Samsung appears to implement Qualcomm's Quick Charge specification in the Galaxy S 4 and its bundled charger. I realize we haven't done a deep dive into what Quick Charge is and how it works, but I'll try to go through a quick explanation here. Most conventional chargers are linear, they take a fixed amount of input current (at 5V) and pass it along to the device being charged. The problem is that at deeply discharged states, the device's battery might be at a substantially lower voltage. A traditional linear charger won't change the current supplied based on the voltage of the battery being charged, and as a result can deliver sub-optimal charge times. When implemented, Qualcomm's Quick Charge technology can vary output current based on the voltage of the battery being charged, which results in less power being dissipated as heat and more being delivered to charging the battery itself. The table below helps illustrate the savings:

Quick Charge, at least in its currently available 1.0 specification, is still bound by the 5V limits of the USB BC 1.2 specification. The next revision of Quick Charge will enable higher voltage operation for even faster charge times.

The non-linear nature of Quick Charge significantly shortens charge time, particularly in the very early stages of charging when the device's battery is presumably fully discharged. As the device's battery voltage increases, current delivery tapers off and the QC advantage is no longer as great as a standard USB BC 1.2 solution. The end result though is significantly improved charge times.

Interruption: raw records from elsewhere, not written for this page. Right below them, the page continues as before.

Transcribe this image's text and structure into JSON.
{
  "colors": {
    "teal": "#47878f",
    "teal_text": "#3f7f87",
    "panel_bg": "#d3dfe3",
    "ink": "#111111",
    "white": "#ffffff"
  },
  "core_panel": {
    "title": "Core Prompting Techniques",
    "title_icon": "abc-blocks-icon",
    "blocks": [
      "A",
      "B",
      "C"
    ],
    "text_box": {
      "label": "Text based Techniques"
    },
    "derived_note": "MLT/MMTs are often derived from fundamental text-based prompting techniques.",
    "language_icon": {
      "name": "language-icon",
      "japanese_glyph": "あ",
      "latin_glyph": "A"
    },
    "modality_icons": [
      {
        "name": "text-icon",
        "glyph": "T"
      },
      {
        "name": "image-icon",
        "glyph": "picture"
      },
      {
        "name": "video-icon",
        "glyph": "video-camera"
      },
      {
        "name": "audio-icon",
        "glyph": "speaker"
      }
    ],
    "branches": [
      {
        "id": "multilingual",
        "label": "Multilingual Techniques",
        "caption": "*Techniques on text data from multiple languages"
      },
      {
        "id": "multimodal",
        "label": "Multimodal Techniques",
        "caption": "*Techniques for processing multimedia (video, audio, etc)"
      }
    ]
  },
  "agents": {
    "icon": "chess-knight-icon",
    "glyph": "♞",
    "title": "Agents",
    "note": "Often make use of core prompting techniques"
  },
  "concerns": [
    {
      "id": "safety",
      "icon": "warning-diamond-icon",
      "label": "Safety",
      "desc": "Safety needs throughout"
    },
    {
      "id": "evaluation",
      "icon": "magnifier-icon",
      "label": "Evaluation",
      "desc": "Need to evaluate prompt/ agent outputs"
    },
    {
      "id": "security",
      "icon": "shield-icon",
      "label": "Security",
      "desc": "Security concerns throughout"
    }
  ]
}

The graph below shows the benefits of using Samsung's own charger vs. a standard charger that implements the USB BC 1.2 specification. When used with the bundled charger, the Galaxy S 4 recharges much faster than HTC's One, despite using a larger battery. Obviously the Galaxy S 4 will charge with any USB charger, but the charge time will simply be longer. Samsung uses a voltage divider and signals the presence of their own charger by sending 1.2-1.3 V across the D+ / D- pins, this is similar to what Apple does with 2.0 or 2.8 V across the pins for various USB chargers they've shipped over the years. This signaling is essentially Samsung's proprietary tablet charging signaling which they've employed on the Galaxy Note 2 and now SGS4, in fact the two use the same exact charger, so it's worth tossing out your old ones and getting the appropriate one to take advantage of the faster charging.